Теперь мальчик мог лучше разглядеть этот таинственный объект, что явился перед ним из небытия. Он действительно походил на череп человека, но его челюсть была у́же, а подбородок острее. Его надбровные дуги и выпирающие скулы имели неестественные изгибы, делавшие его глазницы вытянутыми и сердитыми. В этих пустых костяных впадинах читалась чья-то могучая и мрачная воля, которой было невозможно противиться.

— Хромос… — череп позвал его вновь. Сердце мальчика застыло и камнем упало к пяткам, где разлетелось на тысячи осколков. Он услышал приказ, хотя мёртвая голова не проронила более ни единого слова.

Мысленно крича на самого себя, Хромос неспешно поднял дрожащую руку и протянул её навстречу черепу. Кончиками пальцев он ощущал ту злую и колючую, но невидимую для глаз ауру, что окружала его словно заросли терновника. Чувствуя боль, мальчик старался отдёрнуть руку, вернуть контроль над собственным телом, но это было невозможно. Череп желал, чтобы к нему притронулись, и его воля была сильнее, чем у любого человека. Глухим, но громким, шипящим, но чётким голосом он раз за разом повторял один и тот же приказ, перенося мысли прямо в голову сопротивлявшемуся ребёнку, заглушая глас его собственного разума и подавляя стремительно слабеющую волю.

Находясь на грани потери сознания, чувствуя, как его склизкое нутро выворачивается наизнанку, Хромос дотронулся до выпуклого, но неровного лба и ощутил невероятный холод. Он причинял мучительную боль и жадно высасывал всё тепло, до которого только мог дотянуться, но ему всегда было мало. Подушечки пальцев намертво прилипли к кости, и белый иней стал стремительно покрывать ногти и кожу, с каждым мгновением становясь всё толще. Ровные морозные узоры поднялись вверх к запястью, захватывая его плоть и кровь, превращая их в прозрачный лёд. Хромос пытался оторвать примёрзшую конечность от потусторонней вещи, но всё было четно. Мальчик силился закричать, позвать на помощь, но из его широко разинутого рта вырывался лишь приглушённый свист, превращавшийся в клубы белого, сверкающего пара.

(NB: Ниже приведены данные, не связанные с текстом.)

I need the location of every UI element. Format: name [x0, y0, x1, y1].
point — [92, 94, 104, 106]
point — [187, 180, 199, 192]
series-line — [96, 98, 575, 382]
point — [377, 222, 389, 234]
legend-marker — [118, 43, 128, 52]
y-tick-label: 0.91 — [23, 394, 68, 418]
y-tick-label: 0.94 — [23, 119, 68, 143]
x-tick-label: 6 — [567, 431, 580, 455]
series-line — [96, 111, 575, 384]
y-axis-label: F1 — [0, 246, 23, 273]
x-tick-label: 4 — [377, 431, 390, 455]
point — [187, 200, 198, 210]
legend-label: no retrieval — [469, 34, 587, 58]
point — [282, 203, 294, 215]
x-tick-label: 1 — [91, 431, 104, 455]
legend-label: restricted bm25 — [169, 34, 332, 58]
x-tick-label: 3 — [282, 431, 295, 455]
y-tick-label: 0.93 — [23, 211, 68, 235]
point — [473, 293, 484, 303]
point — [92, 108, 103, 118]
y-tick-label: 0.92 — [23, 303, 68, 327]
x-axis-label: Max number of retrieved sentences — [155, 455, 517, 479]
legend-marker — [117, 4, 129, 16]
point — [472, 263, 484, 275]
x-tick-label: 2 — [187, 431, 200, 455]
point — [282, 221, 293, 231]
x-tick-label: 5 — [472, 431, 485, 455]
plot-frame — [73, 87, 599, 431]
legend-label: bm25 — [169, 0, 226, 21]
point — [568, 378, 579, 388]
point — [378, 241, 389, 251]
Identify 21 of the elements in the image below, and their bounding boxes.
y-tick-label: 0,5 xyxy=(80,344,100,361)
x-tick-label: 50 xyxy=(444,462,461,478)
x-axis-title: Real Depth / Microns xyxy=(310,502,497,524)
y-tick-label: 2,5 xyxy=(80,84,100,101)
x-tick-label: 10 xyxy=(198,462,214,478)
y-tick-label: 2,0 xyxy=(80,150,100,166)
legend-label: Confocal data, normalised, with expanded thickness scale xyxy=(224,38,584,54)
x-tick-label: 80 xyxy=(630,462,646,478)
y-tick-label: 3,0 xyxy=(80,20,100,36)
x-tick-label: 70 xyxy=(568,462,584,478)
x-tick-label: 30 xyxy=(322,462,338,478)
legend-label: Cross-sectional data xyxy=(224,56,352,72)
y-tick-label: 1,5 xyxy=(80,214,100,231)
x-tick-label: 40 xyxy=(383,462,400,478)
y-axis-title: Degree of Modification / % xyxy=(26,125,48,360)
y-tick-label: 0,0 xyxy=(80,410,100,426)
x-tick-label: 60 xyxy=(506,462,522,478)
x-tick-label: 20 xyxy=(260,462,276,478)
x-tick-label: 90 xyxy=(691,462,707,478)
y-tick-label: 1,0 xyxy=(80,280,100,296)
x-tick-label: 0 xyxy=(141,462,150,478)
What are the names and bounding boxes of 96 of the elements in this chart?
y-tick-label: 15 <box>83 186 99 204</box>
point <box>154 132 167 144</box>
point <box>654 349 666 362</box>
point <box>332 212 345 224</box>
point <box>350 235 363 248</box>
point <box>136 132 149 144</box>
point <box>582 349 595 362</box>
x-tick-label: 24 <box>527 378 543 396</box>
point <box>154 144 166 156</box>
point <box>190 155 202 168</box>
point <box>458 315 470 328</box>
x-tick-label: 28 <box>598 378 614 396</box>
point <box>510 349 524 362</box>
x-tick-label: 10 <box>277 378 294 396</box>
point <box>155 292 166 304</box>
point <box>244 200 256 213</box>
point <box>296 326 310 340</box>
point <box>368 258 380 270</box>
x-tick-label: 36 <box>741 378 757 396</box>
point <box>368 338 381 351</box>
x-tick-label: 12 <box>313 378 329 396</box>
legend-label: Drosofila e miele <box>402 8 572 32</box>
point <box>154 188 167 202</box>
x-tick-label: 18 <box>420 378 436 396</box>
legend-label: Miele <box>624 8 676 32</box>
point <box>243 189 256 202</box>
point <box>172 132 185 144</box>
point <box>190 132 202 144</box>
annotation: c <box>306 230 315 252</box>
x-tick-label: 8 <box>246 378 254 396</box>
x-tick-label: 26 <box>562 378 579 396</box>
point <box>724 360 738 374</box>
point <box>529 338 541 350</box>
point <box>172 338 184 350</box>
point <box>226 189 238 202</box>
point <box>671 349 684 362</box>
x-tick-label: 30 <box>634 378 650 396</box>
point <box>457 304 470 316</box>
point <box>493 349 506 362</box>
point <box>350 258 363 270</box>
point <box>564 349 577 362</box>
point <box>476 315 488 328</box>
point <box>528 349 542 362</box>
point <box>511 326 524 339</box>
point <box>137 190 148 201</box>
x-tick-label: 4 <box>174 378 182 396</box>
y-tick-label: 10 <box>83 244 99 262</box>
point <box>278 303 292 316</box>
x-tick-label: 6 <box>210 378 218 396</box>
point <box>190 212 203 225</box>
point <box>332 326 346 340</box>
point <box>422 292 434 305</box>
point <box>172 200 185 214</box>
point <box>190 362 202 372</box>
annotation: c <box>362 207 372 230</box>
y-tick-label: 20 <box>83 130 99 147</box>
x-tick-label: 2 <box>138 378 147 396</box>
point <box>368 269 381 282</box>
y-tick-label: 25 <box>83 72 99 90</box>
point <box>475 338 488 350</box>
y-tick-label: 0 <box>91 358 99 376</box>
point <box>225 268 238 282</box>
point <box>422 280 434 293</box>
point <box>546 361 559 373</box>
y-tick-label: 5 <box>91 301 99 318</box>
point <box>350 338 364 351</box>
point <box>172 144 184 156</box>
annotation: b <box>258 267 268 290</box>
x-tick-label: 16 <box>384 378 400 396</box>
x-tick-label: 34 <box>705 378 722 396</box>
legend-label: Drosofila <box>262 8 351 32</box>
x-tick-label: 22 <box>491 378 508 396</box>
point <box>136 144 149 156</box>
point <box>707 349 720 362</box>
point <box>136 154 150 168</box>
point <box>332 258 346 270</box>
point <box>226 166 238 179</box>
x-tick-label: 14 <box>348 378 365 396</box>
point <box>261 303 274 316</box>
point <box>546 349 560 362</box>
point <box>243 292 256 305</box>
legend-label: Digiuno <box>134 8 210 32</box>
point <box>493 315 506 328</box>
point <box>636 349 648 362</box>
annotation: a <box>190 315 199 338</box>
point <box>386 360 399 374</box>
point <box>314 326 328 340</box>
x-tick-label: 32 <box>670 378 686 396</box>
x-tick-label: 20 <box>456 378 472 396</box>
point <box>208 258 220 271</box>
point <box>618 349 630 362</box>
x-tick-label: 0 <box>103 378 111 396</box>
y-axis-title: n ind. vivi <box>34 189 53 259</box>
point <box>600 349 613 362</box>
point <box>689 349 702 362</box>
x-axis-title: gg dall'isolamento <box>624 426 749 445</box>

Тем временем череп ликовал. Боль и страдания юнца давали ему ощутить наивысшее наслаждение и сладостное упоение. На его оголённых, кривых и острых зубах растянулась злорадная ухмылка: вся оружейня заполнилась его тихим, сводящим с ума гортанным хохотом, а в пустых глазницах вспыхнуло синее пламя. Свет померк, и день превратился в тёмную, безлунную ночь, в которой нельзя было узреть и тени надежды…

Внезапно застывший воздух разорвало громкое конское ржание. Неумолимая сила, что удерживала Хромоса, сорвалась с места и с каким-то диким, ликующем воем вылетела через распахнувшуюся дверь. Освободившийся от оков мальчик упал навзничь и растянулся на пыльных досках. Открыв глаза, он тут же подобрал лежавший рядом на полу кинжал и, опираясь на край стола, поднялся на ноги, но череп исчез с полки тем же таинственным и непостижимым образом, которым прежде и появился. Всё вернулось на круги своя. Из окна вновь лился приятный солнечный свет, воздух был свеж и тепел, а сквозь дверной проём доносились далёкие звуки пения цикад. Нерешительно Хромос посмотрел на руку, которую ещё секунду назад покрывала толстая корка мертвенного льда и на которой теперь не осталось ни единого следа гиблого обморожения.

— Что это такое было? — подумал он, сжимая и разжимая подрагивающий кулак. — Видимо дьявольское наваждение. Надо обо всём рассказать отцу.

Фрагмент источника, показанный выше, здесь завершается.